Speaker: Chris Boggs, SES Advisory Board; Director, Rosetta
This session at Search Engine Strategies San Francisco 2012 was one of the most valuable strategic guidance presentations during the entire SEO knowledge-packed week, which is saying a lot, as all the SEO presentations were top-shelf in terms of quality and value. Chris covered mission-critical steps anyone can take to help understand the true situation when confronted with poor or mediocre SEO. He then shows a path forward to fix problems and exploit opportunities on a prioritized basis.
First SEO Diagnosis Steps:
- Confirm the SEO problem exists
- Look at the log data
- Look at the analytics data
- Begin Assessment
- Look at off-site promotion
- Look at on-site promotion
- Look at website's technical status
Ask yourself:
- Is the content still worthy? Unique? Up-to-date?
- What are the competitors doing?
- Does your snippet still work for a keyword?
- Is the right webpage ranking high?
Links:
- Review your linking strategy, as the Google Penguin updates are punishing low-original content sites and spammy sites which have heavily relied upon link-building for SERP rankings.
- Black-hat Negative SEO - - beware of competitors buying links to YOUR site to hurt you.
- Is your anchor text over-optimized, so that Penguin is punishing your site?
- If you're having SEO problems reviewing your social media activities will be valuable. Are you exploiting this growing area of search behavior? Are your competitors busy with social media postings and content? Evaluate your relative positioning with Social compared to your competition, and take steps.
| Intelligent SEO Diagnosis will help your SERPs stand out in the crowd. |
After diagnosing and taking action - - Go BACK and RE-MEASURE. "Things change rapidly with SEO."
Chris stressed the 'sweet-spot' is when you are working on PROACTIVE fixes, not REACTIVE ones.

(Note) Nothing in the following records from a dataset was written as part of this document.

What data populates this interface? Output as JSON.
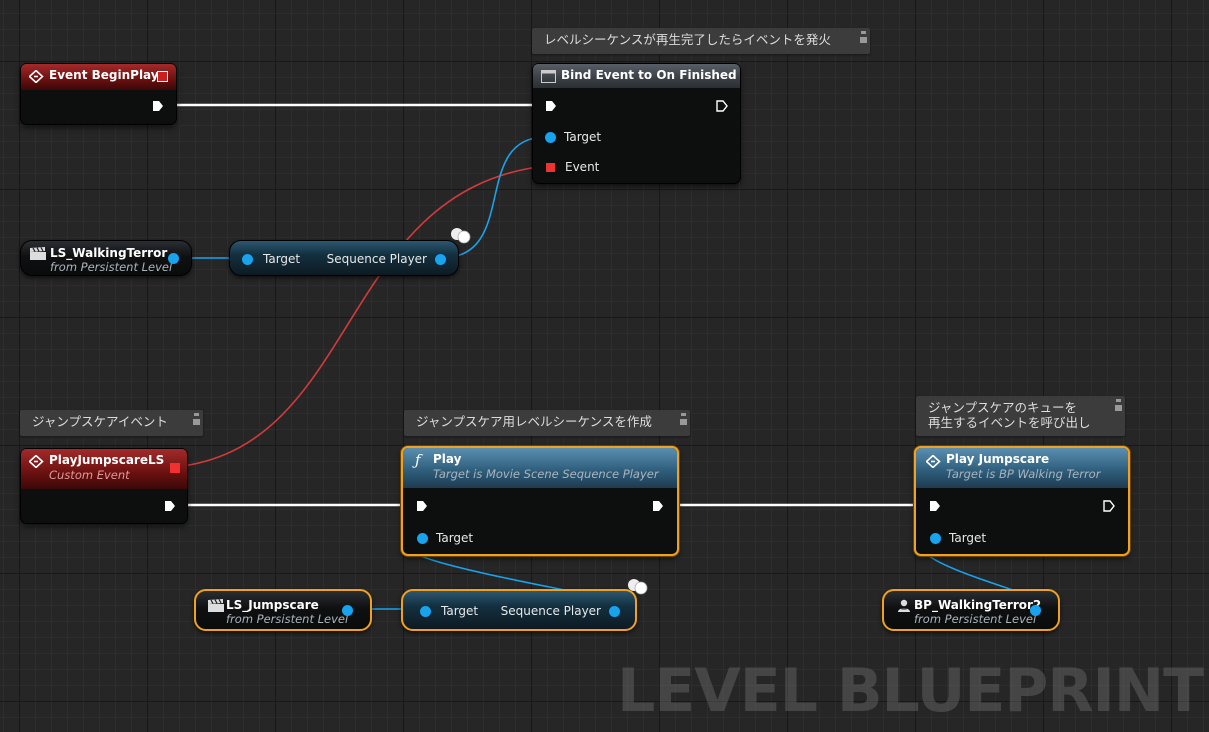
{
  "comments": {
    "bind_note": "レベルシーケンスが再生完了したらイベントを発火",
    "jumpscare_event_note": "ジャンプスケアイベント",
    "create_ls_note": "ジャンプスケア用レベルシーケンスを作成",
    "cue_note_line1": "ジャンプスケアのキューを",
    "cue_note_line2": "再生するイベントを呼び出し"
  },
  "nodes": {
    "begin_play": {
      "title": "Event BeginPlay"
    },
    "bind_event": {
      "title": "Bind Event to On Finished",
      "target_label": "Target",
      "event_label": "Event"
    },
    "ls_walking": {
      "title": "LS_WalkingTerror",
      "subtitle": "from Persistent Level"
    },
    "seq_player_1": {
      "target_label": "Target",
      "output_label": "Sequence Player"
    },
    "custom_event": {
      "title": "PlayJumpscareLS",
      "subtitle": "Custom Event"
    },
    "play": {
      "title": "Play",
      "subtitle": "Target is Movie Scene Sequence Player",
      "target_label": "Target"
    },
    "play_jumpscare": {
      "title": "Play Jumpscare",
      "subtitle": "Target is BP Walking Terror",
      "target_label": "Target"
    },
    "ls_jumpscare": {
      "title": "LS_Jumpscare",
      "subtitle": "from Persistent Level"
    },
    "seq_player_2": {
      "target_label": "Target",
      "output_label": "Sequence Player"
    },
    "bp_walking2": {
      "title": "BP_WalkingTerror2",
      "subtitle": "from Persistent Level"
    }
  },
  "watermark": "LEVEL BLUEPRINT",
  "colors": {
    "exec_wire": "#ffffff",
    "object_pin": "#17a3ee",
    "delegate_pin": "#ef3131",
    "selection": "#f0a121"
  }
}
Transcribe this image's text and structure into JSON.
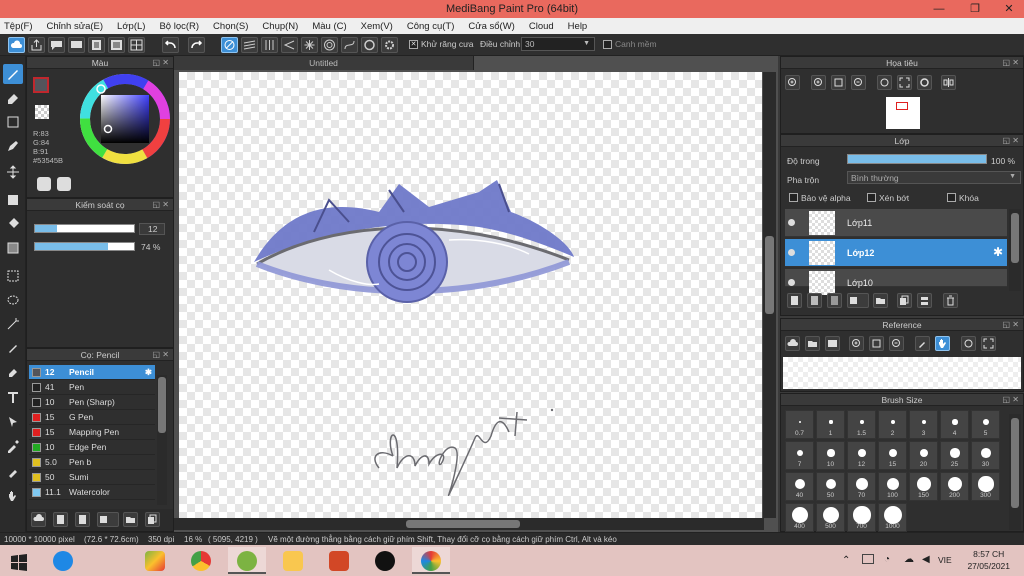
{
  "window": {
    "title": "MediBang Paint Pro (64bit)",
    "minimize": "—",
    "maximize": "❐",
    "close": "✕"
  },
  "menu": [
    "Tệp(F)",
    "Chỉnh sửa(E)",
    "Lớp(L)",
    "Bộ lọc(R)",
    "Chọn(S)",
    "Chụp(N)",
    "Màu (C)",
    "Xem(V)",
    "Công cụ(T)",
    "Cửa sổ(W)",
    "Cloud",
    "Help"
  ],
  "toolbar": {
    "antialias_label": "Khử răng cưa",
    "correction_label": "Điều chỉnh",
    "correction_value": "30",
    "snap_edge_label": "Canh mềm",
    "check_mark": "✕"
  },
  "color_panel": {
    "title": "Màu",
    "r": "R:83",
    "g": "G:84",
    "b": "B:91",
    "hex": "#53545B",
    "primary_color": "#53545b",
    "accent_color": "#c0272d"
  },
  "brush_control": {
    "title": "Kiểm soát cọ",
    "size_value": "12",
    "opacity_value": "74 %",
    "size_fraction": 0.22,
    "opacity_fraction": 0.74
  },
  "brush_list": {
    "title": "Cọ: Pencil",
    "items": [
      {
        "size": "12",
        "name": "Pencil",
        "color": "#53545b",
        "selected": true
      },
      {
        "size": "41",
        "name": "Pen",
        "color": "#222222"
      },
      {
        "size": "10",
        "name": "Pen (Sharp)",
        "color": "#222222"
      },
      {
        "size": "15",
        "name": "G Pen",
        "color": "#e02020"
      },
      {
        "size": "15",
        "name": "Mapping Pen",
        "color": "#e02020"
      },
      {
        "size": "10",
        "name": "Edge Pen",
        "color": "#22aa22"
      },
      {
        "size": "5.0",
        "name": "Pen b",
        "color": "#e0c020"
      },
      {
        "size": "50",
        "name": "Sumi",
        "color": "#e0c020"
      },
      {
        "size": "11.1",
        "name": "Watercolor",
        "color": "#7fc8f0"
      }
    ]
  },
  "document": {
    "tab": "Untitled"
  },
  "navigator": {
    "title": "Họa tiêu"
  },
  "layer_panel": {
    "title": "Lớp",
    "opacity_label": "Độ trong",
    "opacity_value": "100 %",
    "opacity_fraction": 1.0,
    "blend_label": "Pha trộn",
    "blend_value": "Bình thường",
    "protect_alpha": "Bảo vệ alpha",
    "clipping": "Xén bớt",
    "lock": "Khóa",
    "layers": [
      {
        "name": "Lớp11",
        "selected": false
      },
      {
        "name": "Lớp12",
        "selected": true
      },
      {
        "name": "Lớp10",
        "selected": false
      }
    ]
  },
  "reference_panel": {
    "title": "Reference"
  },
  "brush_size_panel": {
    "title": "Brush Size",
    "sizes": [
      "0.7",
      "1",
      "1.5",
      "2",
      "3",
      "4",
      "5",
      "7",
      "10",
      "12",
      "15",
      "20",
      "25",
      "30",
      "40",
      "50",
      "70",
      "100",
      "150",
      "200",
      "300",
      "400",
      "500",
      "700",
      "1000"
    ]
  },
  "status": {
    "dimensions": "10000 * 10000 pixel",
    "physical": "(72.6 * 72.6cm)",
    "dpi": "350 dpi",
    "zoom": "16 %",
    "coords": "( 5095, 4219 )",
    "hint": "Vẽ một đường thẳng bằng cách giữ phím Shift, Thay đổi cỡ cọ bằng cách giữ phím Ctrl, Alt và kéo"
  },
  "taskbar": {
    "lang": "VIE",
    "time": "8:57 CH",
    "date": "27/05/2021"
  }
}
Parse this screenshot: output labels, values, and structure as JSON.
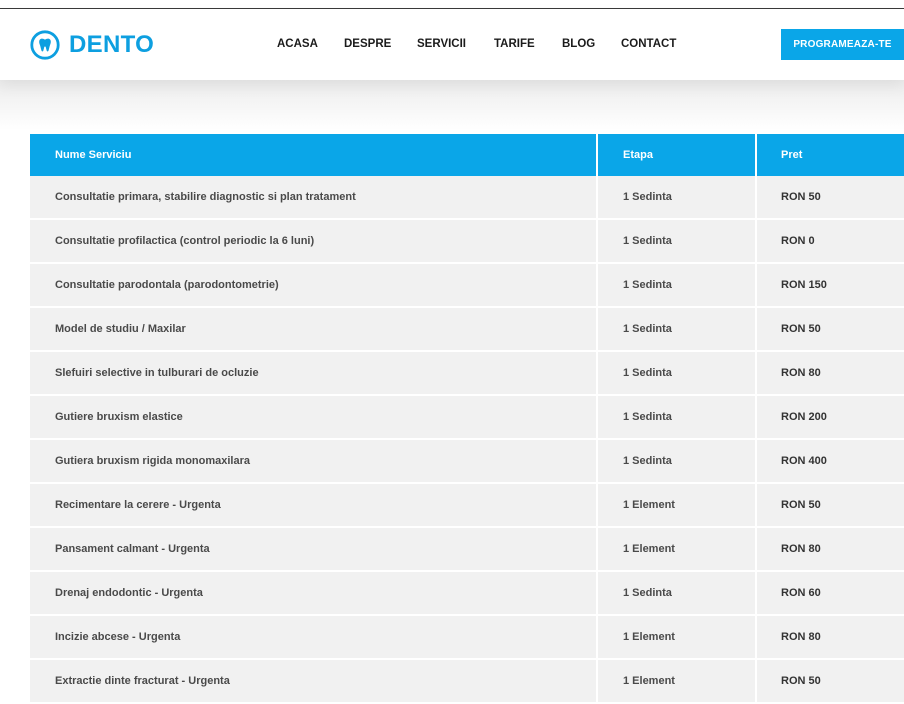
{
  "brand": {
    "name": "DENTO",
    "accent_color": "#0aa6e8",
    "icon": "tooth-icon"
  },
  "nav": {
    "items": [
      {
        "label": "ACASA",
        "slug": "acasa"
      },
      {
        "label": "DESPRE",
        "slug": "despre"
      },
      {
        "label": "SERVICII",
        "slug": "servicii"
      },
      {
        "label": "TARIFE",
        "slug": "tarife"
      },
      {
        "label": "BLOG",
        "slug": "blog"
      },
      {
        "label": "CONTACT",
        "slug": "contact"
      }
    ],
    "cta_label": "PROGRAMEAZA-TE"
  },
  "price_table": {
    "headers": [
      "Nume Serviciu",
      "Etapa",
      "Pret"
    ],
    "rows": [
      [
        "Consultatie primara, stabilire diagnostic si plan tratament",
        "1 Sedinta",
        "RON 50"
      ],
      [
        "Consultatie profilactica (control periodic la 6 luni)",
        "1 Sedinta",
        "RON 0"
      ],
      [
        "Consultatie parodontala (parodontometrie)",
        "1 Sedinta",
        "RON 150"
      ],
      [
        "Model de studiu / Maxilar",
        "1 Sedinta",
        "RON 50"
      ],
      [
        "Slefuiri selective in tulburari de ocluzie",
        "1 Sedinta",
        "RON 80"
      ],
      [
        "Gutiere bruxism elastice",
        "1 Sedinta",
        "RON 200"
      ],
      [
        "Gutiera bruxism rigida monomaxilara",
        "1 Sedinta",
        "RON 400"
      ],
      [
        "Recimentare la cerere - Urgenta",
        "1 Element",
        "RON 50"
      ],
      [
        "Pansament calmant - Urgenta",
        "1 Element",
        "RON 80"
      ],
      [
        "Drenaj endodontic - Urgenta",
        "1 Sedinta",
        "RON 60"
      ],
      [
        "Incizie abcese - Urgenta",
        "1 Element",
        "RON 80"
      ],
      [
        "Extractie dinte fracturat - Urgenta",
        "1 Element",
        "RON 50"
      ]
    ]
  }
}
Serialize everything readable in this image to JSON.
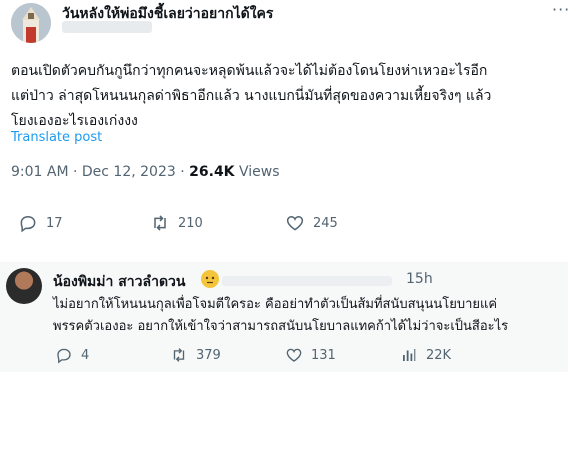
{
  "tweet": {
    "display_name": "วันหลังให้พ่อมึงชี้เลยว่าอยากได้ใคร",
    "body": "ตอนเปิดตัวคบกันกูนึกว่าทุกคนจะหลุดพ้นแล้วจะได้ไม่ต้องโดนโยงห่าเหวอะไรอีก\nแต่ป่าว ล่าสุดโหนนนกุลด่าพิธาอีกแล้ว นางแบกนี่มันที่สุดของความเหี้ยจริงๆ แล้ว\nโยงเองอะไรเองเก่งงง",
    "translate": "Translate post",
    "time": "9:01 AM · Dec 12, 2023 · ",
    "views_count": "26.4K",
    "views_label": " Views",
    "replies": "17",
    "reposts": "210",
    "likes": "245"
  },
  "reply": {
    "display_name": "น้องพิมม่า สาวลำดวน",
    "time": "15h",
    "body": "ไม่อยากให้โหนนนกุลเพื่อโจมตีใครอะ คืออย่าทำตัวเป็นส้มที่สนับสนุนนโยบายแค่\nพรรคตัวเองอะ อยากให้เข้าใจว่าสามารถสนับนโยบาลแทคก้าได้ไม่ว่าจะเป็นสีอะไร",
    "replies": "4",
    "reposts": "379",
    "likes": "131",
    "views": "22K"
  },
  "icons": [
    "more-icon",
    "reply-icon",
    "repost-icon",
    "like-icon",
    "views-icon",
    "emoji-icon"
  ],
  "colors": {
    "link": "#1d9bf0",
    "muted": "#536471",
    "text": "#0f1419"
  }
}
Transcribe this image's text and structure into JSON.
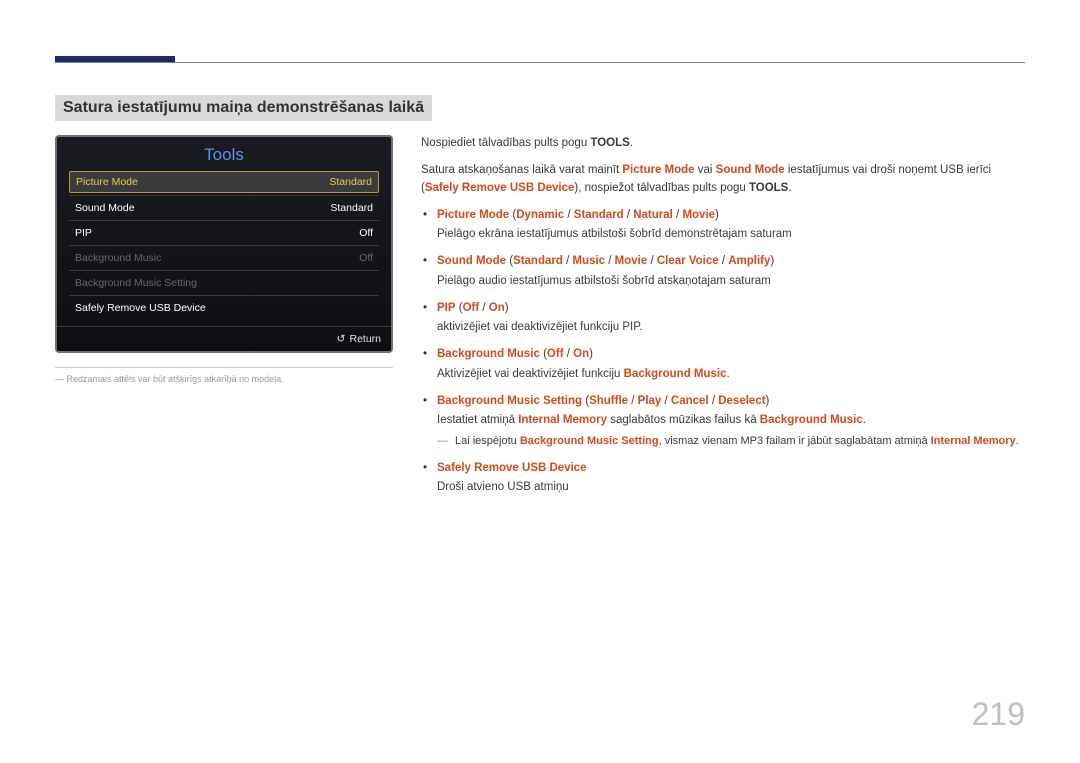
{
  "page_number": "219",
  "heading": "Satura iestatījumu maiņa demonstrēšanas laikā",
  "panel": {
    "title": "Tools",
    "rows": [
      {
        "label": "Picture Mode",
        "value": "Standard",
        "selected": true
      },
      {
        "label": "Sound Mode",
        "value": "Standard"
      },
      {
        "label": "PIP",
        "value": "Off"
      },
      {
        "label": "Background Music",
        "value": "Off",
        "dim": true
      },
      {
        "label": "Background Music Setting",
        "value": "",
        "dim": true
      },
      {
        "label": "Safely Remove USB Device",
        "value": ""
      }
    ],
    "return": "Return"
  },
  "left_note": "Redzamais attēls var būt atšķirīgs atkarībā no modeļa.",
  "intro1_a": "Nospiediet tālvadības pults pogu ",
  "intro1_b": "TOOLS",
  "intro1_c": ".",
  "intro2": {
    "a": "Satura atskaņošanas laikā varat mainīt ",
    "pm": "Picture Mode",
    "vai1": " vai ",
    "sm": "Sound Mode",
    "b": " iestatījumus vai droši noņemt USB ierīci (",
    "srud": "Safely Remove USB Device",
    "c": "), nospiežot tālvadības pults pogu ",
    "tools": "TOOLS",
    "d": "."
  },
  "bullets": [
    {
      "title_parts": [
        "Picture Mode",
        " (",
        "Dynamic",
        " / ",
        "Standard",
        " / ",
        "Natural",
        " / ",
        "Movie",
        ")"
      ],
      "desc": "Pielāgo ekrāna iestatījumus atbilstoši šobrīd demonstrētajam saturam"
    },
    {
      "title_parts": [
        "Sound Mode",
        " (",
        "Standard",
        " / ",
        "Music",
        " / ",
        "Movie",
        " / ",
        "Clear Voice",
        " / ",
        "Amplify",
        ")"
      ],
      "desc": "Pielāgo audio iestatījumus atbilstoši šobrīd atskaņotajam saturam"
    },
    {
      "title_parts": [
        "PIP",
        " (",
        "Off",
        " / ",
        "On",
        ")"
      ],
      "desc": "aktivizējiet vai deaktivizējiet funkciju PIP."
    },
    {
      "title_parts": [
        "Background Music",
        " (",
        "Off",
        " / ",
        "On",
        ")"
      ],
      "desc_pre": "Aktivizējiet vai deaktivizējiet funkciju ",
      "desc_hl": "Background Music",
      "desc_post": "."
    },
    {
      "title_parts": [
        "Background Music Setting",
        " (",
        "Shuffle",
        " / ",
        "Play",
        " / ",
        "Cancel",
        " / ",
        "Deselect",
        ")"
      ],
      "desc_pre": "Iestatiet atmiņā ",
      "desc_hl1": "Internal Memory",
      "desc_mid": " saglabātos mūzikas failus kā ",
      "desc_hl2": "Background Music",
      "desc_post": ".",
      "sub": {
        "a": "Lai iespējotu ",
        "h1": "Background Music Setting",
        "b": ", vismaz vienam MP3 failam ir jābūt saglabātam atmiņā ",
        "h2": "Internal Memory",
        "c": "."
      }
    },
    {
      "title_parts": [
        "Safely Remove USB Device"
      ],
      "desc": "Droši atvieno USB atmiņu"
    }
  ]
}
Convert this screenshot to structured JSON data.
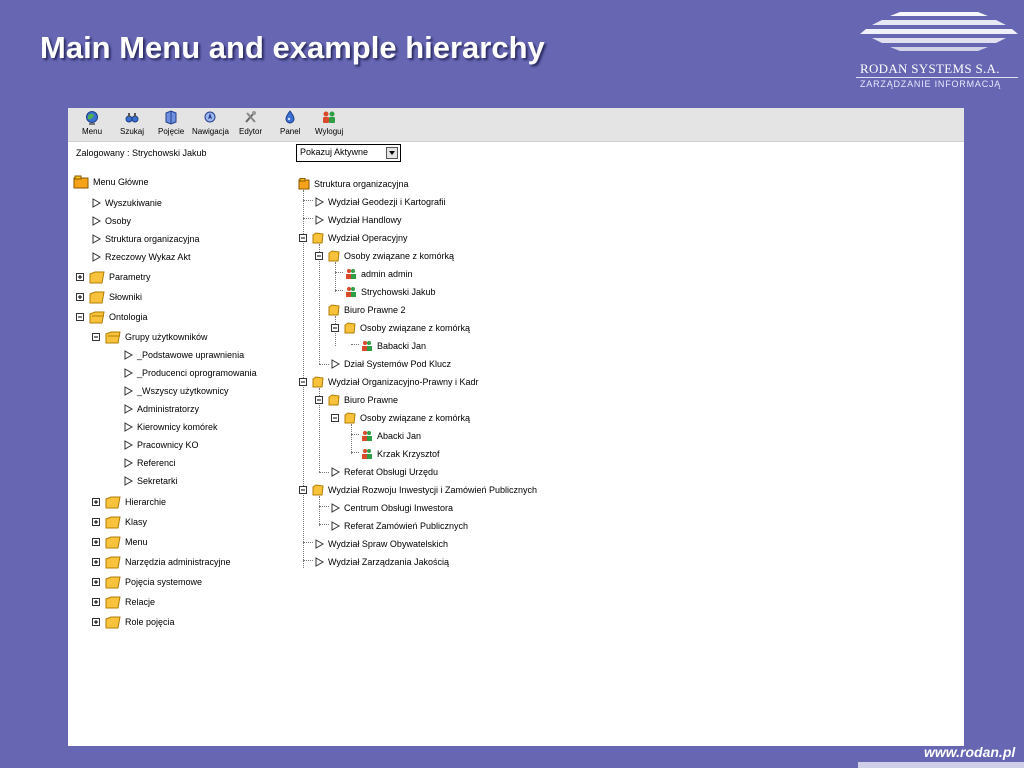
{
  "slide": {
    "title": "Main Menu and example hierarchy",
    "company": "RODAN SYSTEMS S.A.",
    "tagline": "ZARZĄDZANIE INFORMACJĄ",
    "url": "www.rodan.pl"
  },
  "toolbar": [
    {
      "label": "Menu",
      "icon": "globe-icon"
    },
    {
      "label": "Szukaj",
      "icon": "binoculars-icon"
    },
    {
      "label": "Pojęcie",
      "icon": "concept-icon"
    },
    {
      "label": "Nawigacja",
      "icon": "navigation-icon"
    },
    {
      "label": "Edytor",
      "icon": "tools-icon"
    },
    {
      "label": "Panel",
      "icon": "panel-icon"
    },
    {
      "label": "Wyloguj",
      "icon": "logout-icon"
    }
  ],
  "session": {
    "logged_in": "Zalogowany :  Strychowski Jakub"
  },
  "filter": {
    "selected": "Pokazuj Aktywne"
  },
  "menu": {
    "root": "Menu Główne",
    "items": [
      "Wyszukiwanie",
      "Osoby",
      "Struktura organizacyjna",
      "Rzeczowy Wykaz Akt"
    ],
    "parametry": "Parametry",
    "slowniki": "Słowniki",
    "ontologia": "Ontologia",
    "grupy": "Grupy użytkowników",
    "groups": [
      "_Podstawowe uprawnienia",
      "_Producenci oprogramowania",
      "_Wszyscy użytkownicy",
      "Administratorzy",
      "Kierownicy komórek",
      "Pracownicy KO",
      "Referenci",
      "Sekretarki"
    ],
    "sub": [
      "Hierarchie",
      "Klasy",
      "Menu",
      "Narzędzia administracyjne",
      "Pojęcia systemowe",
      "Relacje",
      "Role pojęcia"
    ]
  },
  "tree": {
    "root": "Struktura organizacyjna",
    "n1": "Wydział Geodezji i Kartografii",
    "n2": "Wydział Handlowy",
    "n3": "Wydział Operacyjny",
    "n3_osoby": "Osoby związane z komórką",
    "n3_p1": "admin admin",
    "n3_p2": "Strychowski Jakub",
    "n3_biuro": "Biuro Prawne 2",
    "n3_biuro_osoby": "Osoby związane z komórką",
    "n3_biuro_p1": "Babacki Jan",
    "n3_dzial": "Dział Systemów Pod Klucz",
    "n4": "Wydział Organizacyjno-Prawny i Kadr",
    "n4_biuro": "Biuro Prawne",
    "n4_osoby": "Osoby związane z komórką",
    "n4_p1": "Abacki Jan",
    "n4_p2": "Krzak Krzysztof",
    "n4_ref": "Referat Obsługi Urzędu",
    "n5": "Wydział Rozwoju Inwestycji i Zamówień Publicznych",
    "n5_c1": "Centrum Obsługi Inwestora",
    "n5_c2": "Referat Zamówień Publicznych",
    "n6": "Wydział Spraw Obywatelskich",
    "n7": "Wydział Zarządzania Jakością"
  }
}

Proactive actions include analysis of a new competitor, review of algorithm updates, catching market or industry shifts, and 'cleaning your own rifle' - - making sure your SEO campaigns are clean, efficient, and effective. Reactive fixes are similar to panic-driven actions - - scrambling to repair sudden losses in traffic, conversions, phone calls, email, etc. Better to avoid having to implememt damage control in the first place, with proactive diagnostic methodologies.
Common SEO problems may be caused by our own people. Serious problems can occur from our IT making changes to pages which can hinder search engine bots (robots.txt), for example. Other SEO problems can originate from issues as simple as not using best practice for H1 and H2 titles. Your existing CMS system may be lousy, or inadvertently set-up to hurt your SEO efforts. Constantly "check with your IT team!" is Chris' advice.
New competitors, or reinvigorated competitors, can cause SEO problems. "Check your competitive neighborhood". Use analytical tools to drill-down, analyze, and see those important "Uh Oh" moments.
Chris listed a number of useful SEO tools he likes, including Bright Edge, Google Webmaster Tools, URI Valet, Majestic, Raven, and SEOMOZ.
At the end, Chris emphasized that the best SEO diagnosis and fix is good content. "Content is still King". Links will still have place in SEO, though deliberate at-scale link-building campaigns are losing value thanks to Penguin. Chris stressed don't ignore social media. Matt Cutts from Google himself pointed in a direction where Google will search deeper and rank social media content more highly than in the past. This all points to having great, original content on your website as a prime proactive step which can be taken to improve your SEO and SERPs.
My other take on this presentation and many others at SES is that we should learn to exploit Big Data (analytics) as much as possible. Conducting SEO campaigns without factual website analytics knowledge to help guide us is similar to driving a car with just one eye open, a lot can be missed!